A "blockwise causal" Walsh–Hadamard token mixer once produced a **7.21× lower BPB**
than a matched transformer — a number that reached a provisional patent application
before it was found to be a within-block future-token leak. Standard sanity checks
passed because they probed *across-block* causality; the violation lived *inside*
blocks. This tool is the check that would have caught it in CI. (Case study &
full write-up: `papers/causality_leaks/`.)

## What it catches (three leak classes)

| Class | Example | Caught by |
|---|---|---|
| Temporal (position) leak | block-WHT / FFT / butterfly mixing; off-by-one causal masks; KV/RoPE drift | exhaustive-cut temporal certificate |
| Pooled/block readout | a block statistic broadcast back to every position | temporal certificate |
| Batch/sequence-statistic coupling | batchnorm-style couplings across the batch | **cross-batch** certificate (per-example probes are blind to it) |

Genuinely-causal ops certify at **exactly 0.0** (structural autograd zeros) — in
fp32 as well as fp64 — so there is no per-model threshold tuning. Validated on
external attention/conv models it never saw: causal MHA and causal conv → 0.0;
an injected off-by-one mask and a batchnorm coupling → flagged.

## Modes

- `certify(fn, x, cuts="all")` — the **certificate** (exhaustive cuts, complete).
- `certify(fn, x, cuts="rand", K=8)` — a cheap **always-on training monitor**;
  a single-pair leak is caught with probability `1 − (1 − 1/(T−1))^K`.
- `batch_check=True` (default when `B>1`) — adds the cross-batch certificate.
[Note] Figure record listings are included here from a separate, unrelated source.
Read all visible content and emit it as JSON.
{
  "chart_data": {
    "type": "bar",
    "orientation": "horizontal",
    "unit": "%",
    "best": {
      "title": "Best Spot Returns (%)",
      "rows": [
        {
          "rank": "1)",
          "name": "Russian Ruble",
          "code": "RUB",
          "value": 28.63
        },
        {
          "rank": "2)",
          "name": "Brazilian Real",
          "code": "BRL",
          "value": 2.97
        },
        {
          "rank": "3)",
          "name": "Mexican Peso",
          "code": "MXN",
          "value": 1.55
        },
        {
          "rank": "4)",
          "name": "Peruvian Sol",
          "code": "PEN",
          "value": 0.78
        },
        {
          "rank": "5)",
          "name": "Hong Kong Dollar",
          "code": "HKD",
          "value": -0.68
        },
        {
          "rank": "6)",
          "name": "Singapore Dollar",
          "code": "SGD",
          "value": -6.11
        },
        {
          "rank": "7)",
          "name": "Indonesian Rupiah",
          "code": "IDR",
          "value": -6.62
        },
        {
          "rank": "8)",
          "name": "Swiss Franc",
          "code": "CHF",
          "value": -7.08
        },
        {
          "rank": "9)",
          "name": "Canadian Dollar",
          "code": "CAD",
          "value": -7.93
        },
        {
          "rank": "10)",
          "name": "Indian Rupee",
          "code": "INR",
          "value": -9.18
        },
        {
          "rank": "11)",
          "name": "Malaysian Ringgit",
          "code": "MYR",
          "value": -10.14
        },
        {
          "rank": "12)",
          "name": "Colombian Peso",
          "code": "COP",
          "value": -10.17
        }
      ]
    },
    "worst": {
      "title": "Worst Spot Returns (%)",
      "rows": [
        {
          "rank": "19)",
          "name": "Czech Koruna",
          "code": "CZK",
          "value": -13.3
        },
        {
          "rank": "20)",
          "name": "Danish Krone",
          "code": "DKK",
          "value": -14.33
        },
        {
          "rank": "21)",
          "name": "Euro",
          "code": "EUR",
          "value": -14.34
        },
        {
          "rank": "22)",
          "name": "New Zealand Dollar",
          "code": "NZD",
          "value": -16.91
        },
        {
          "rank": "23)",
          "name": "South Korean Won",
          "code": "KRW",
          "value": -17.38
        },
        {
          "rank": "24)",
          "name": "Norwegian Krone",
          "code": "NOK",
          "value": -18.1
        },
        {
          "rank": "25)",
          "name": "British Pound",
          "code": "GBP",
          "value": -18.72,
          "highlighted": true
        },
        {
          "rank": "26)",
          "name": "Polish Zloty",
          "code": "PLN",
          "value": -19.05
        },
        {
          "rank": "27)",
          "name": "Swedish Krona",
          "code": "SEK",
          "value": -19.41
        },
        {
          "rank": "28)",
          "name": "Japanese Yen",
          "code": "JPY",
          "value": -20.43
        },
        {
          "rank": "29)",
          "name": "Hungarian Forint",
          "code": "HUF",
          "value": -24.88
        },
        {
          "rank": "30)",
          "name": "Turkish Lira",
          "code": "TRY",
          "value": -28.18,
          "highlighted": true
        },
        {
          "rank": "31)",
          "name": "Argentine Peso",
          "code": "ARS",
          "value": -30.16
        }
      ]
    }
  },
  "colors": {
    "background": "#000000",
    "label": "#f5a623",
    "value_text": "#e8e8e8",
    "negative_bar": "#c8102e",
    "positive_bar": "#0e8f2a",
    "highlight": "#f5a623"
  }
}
## Scope & honest attribution

This is a *numeric* certificate on a given architecture/config (generic inputs and
random cotangents), not a symbolic proof; detection is almost-sure, not worst-case
adversarial; it assumes equal input/output sequence length. The **method is not
novel** — it packages known probes: Karpathy's 2019 backprop-from-`t` temporal
check, the per-cut VJP gradient energy of *Effective Context in Neural Speech
Models* (arXiv:2505.22487), and Krokotsch's 2020 batch-independence unit test. The
contribution is the **packaging**: exhaustive-cut completeness + the cross-batch
extension, as a single drop-in certificate for sequence-model CI.

## Install & test

```bash
pip install -e .            # editable install (src layout)
pytest                      # or: python tests/test_external_models.py
```
The generalization test certifies external causal attention / conv at exactly 0.0,
and fires on an injected off-by-one mask and a batch-statistic coupling.